-¿No tienes frío?
Me volví para verla. Sus ojos oscuros como la noche cerrada me observaban con tristeza. Se acercaba sonriendo, paseando como si nada malo pasase, como si todo fuese normal, pero en sus ojos podía leerse a la perfección que no era así. Los ojos delatan a las personas, y a ella más.
-No es una noche bonita –contesté volviendo mi vista al cielo-. A las mezquinas luces de la ciudad a las qué creía estaba acostumbrado, se les ha unido esta bruma infernal, y juntas hacen inútil cualquier intento por encontrar una estrella a la que observar; una a la que mirar fijamente, mientras tus pensamientos vuelan sabe dios por qué recóndito hueco del universo; una a la que, si cabe, contarle todo aquello que te amarga hoy, todos aquellos secretos inconfesables que ella, como buena estrella, sabrá guardar mejor que nadie. Pero no está.
-Yo sé guardar un secreto –me dijo con ternura.
-No como ellas. Ellas no se preocupan, solo escuchan, son un desahogo perfecto.
Bajé la vista y la observé un rato. Fruncía levemente el ceño, como intentando comprender, debatiendo interiormente si era hora de llamar a un psiquiatra o si era posible que todavía me quedasen fuerzas y ganas para bromear. No estaba muy segura, pero se divertía.
-Las estrellas no hablan –dijo sonriente.
-¿Y quién quiere que lo hagan? Yo sólo quiero que escuchen. ¿Nunca les has hablado?
-Vale… deberías visitar a un médico. Y está empezando a llover.
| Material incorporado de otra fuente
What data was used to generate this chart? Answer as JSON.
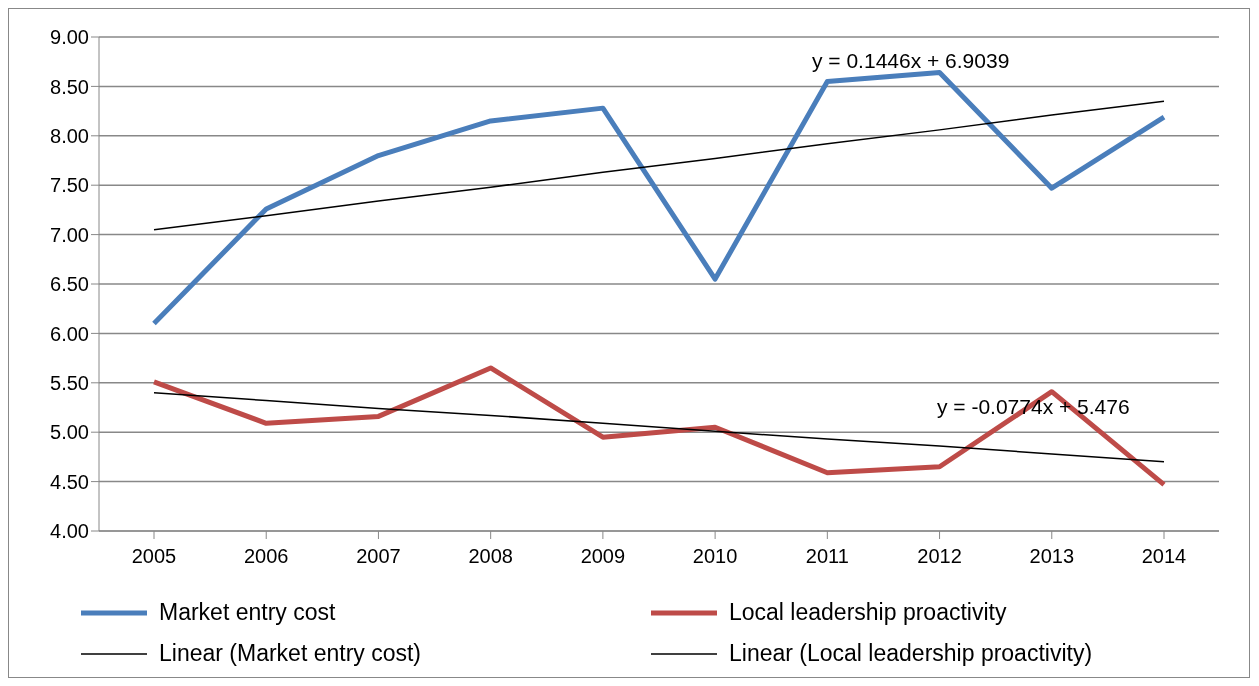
{
  "chart_data": {
    "type": "line",
    "categories": [
      "2005",
      "2006",
      "2007",
      "2008",
      "2009",
      "2010",
      "2011",
      "2012",
      "2013",
      "2014"
    ],
    "series": [
      {
        "name": "Market entry cost",
        "color": "#4a7ebb",
        "values": [
          6.1,
          7.26,
          7.8,
          8.15,
          8.28,
          6.55,
          8.55,
          8.64,
          7.47,
          8.19
        ]
      },
      {
        "name": "Local leadership proactivity",
        "color": "#be4b48",
        "values": [
          5.51,
          5.09,
          5.16,
          5.65,
          4.95,
          5.05,
          4.59,
          4.65,
          5.41,
          4.47
        ]
      },
      {
        "name": "Linear (Market entry cost)",
        "color": "#000000",
        "values": [
          7.05,
          7.19,
          7.34,
          7.48,
          7.63,
          7.77,
          7.92,
          8.06,
          8.21,
          8.35
        ]
      },
      {
        "name": "Linear (Local leadership proactivity)",
        "color": "#000000",
        "values": [
          5.4,
          5.32,
          5.24,
          5.17,
          5.09,
          5.01,
          4.93,
          4.86,
          4.78,
          4.7
        ]
      }
    ],
    "annotations": [
      "y = 0.1446x + 6.9039",
      "y = -0.0774x + 5.476"
    ],
    "ylim": [
      4,
      9
    ],
    "yticks": [
      {
        "value": 4,
        "label": "4.00"
      },
      {
        "value": 4.5,
        "label": "4.50"
      },
      {
        "value": 5,
        "label": "5.00"
      },
      {
        "value": 5.5,
        "label": "5.50"
      },
      {
        "value": 6,
        "label": "6.00"
      },
      {
        "value": 6.5,
        "label": "6.50"
      },
      {
        "value": 7,
        "label": "7.00"
      },
      {
        "value": 7.5,
        "label": "7.50"
      },
      {
        "value": 8,
        "label": "8.00"
      },
      {
        "value": 8.5,
        "label": "8.50"
      },
      {
        "value": 9,
        "label": "9.00"
      }
    ],
    "grid": "y",
    "legend": "bottom",
    "marker": "none"
  }
}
Ven, vamos allí, al menos no nos mojaremos –dijo señalando en dirección a un portal cuya puerta estaba introducida unos metros en la fachada del edificio-. ¿Por qué no me cuentas qué te pasa?
-¿Hasta qué punto es horrible desear hacer algo que sabes que está mal? –pregunté.
-Pues… hombre, todos tenemos a veces nuestros feos deseos, pero no importa lo que queramos hacer o no hacer. Importa lo que hacemos.
-¿Qué diferencia hay?
-Desear la muerte de alguien no te convierte en asesino.
-Quizá sí, si se te plantea la posibilidad de matarlo.
-¿Acaso has matado a alguien?
-jajaja, no, todavía no. Vámonos, tengo los pies congelados. Te acompaño a casa.
-No es necesario -contestó ella-, ten, coge este paraguas. Nos vemos mañana. Espero que algún día me dejes ser tu estrella.
Ya está, pensé, ya ha conseguido otra vez sacarme una sonrisa.
-Tal vez.
Y oyéndome decir esto último, se giró y se fue corriendo bajo las pocas gotas de lluvia que empezaban a caer, cerrándose a la vez el abrigo con las dos manos. Y mientras tanto yo allí quieto, con su paraguas en mi mano, viéndola irse.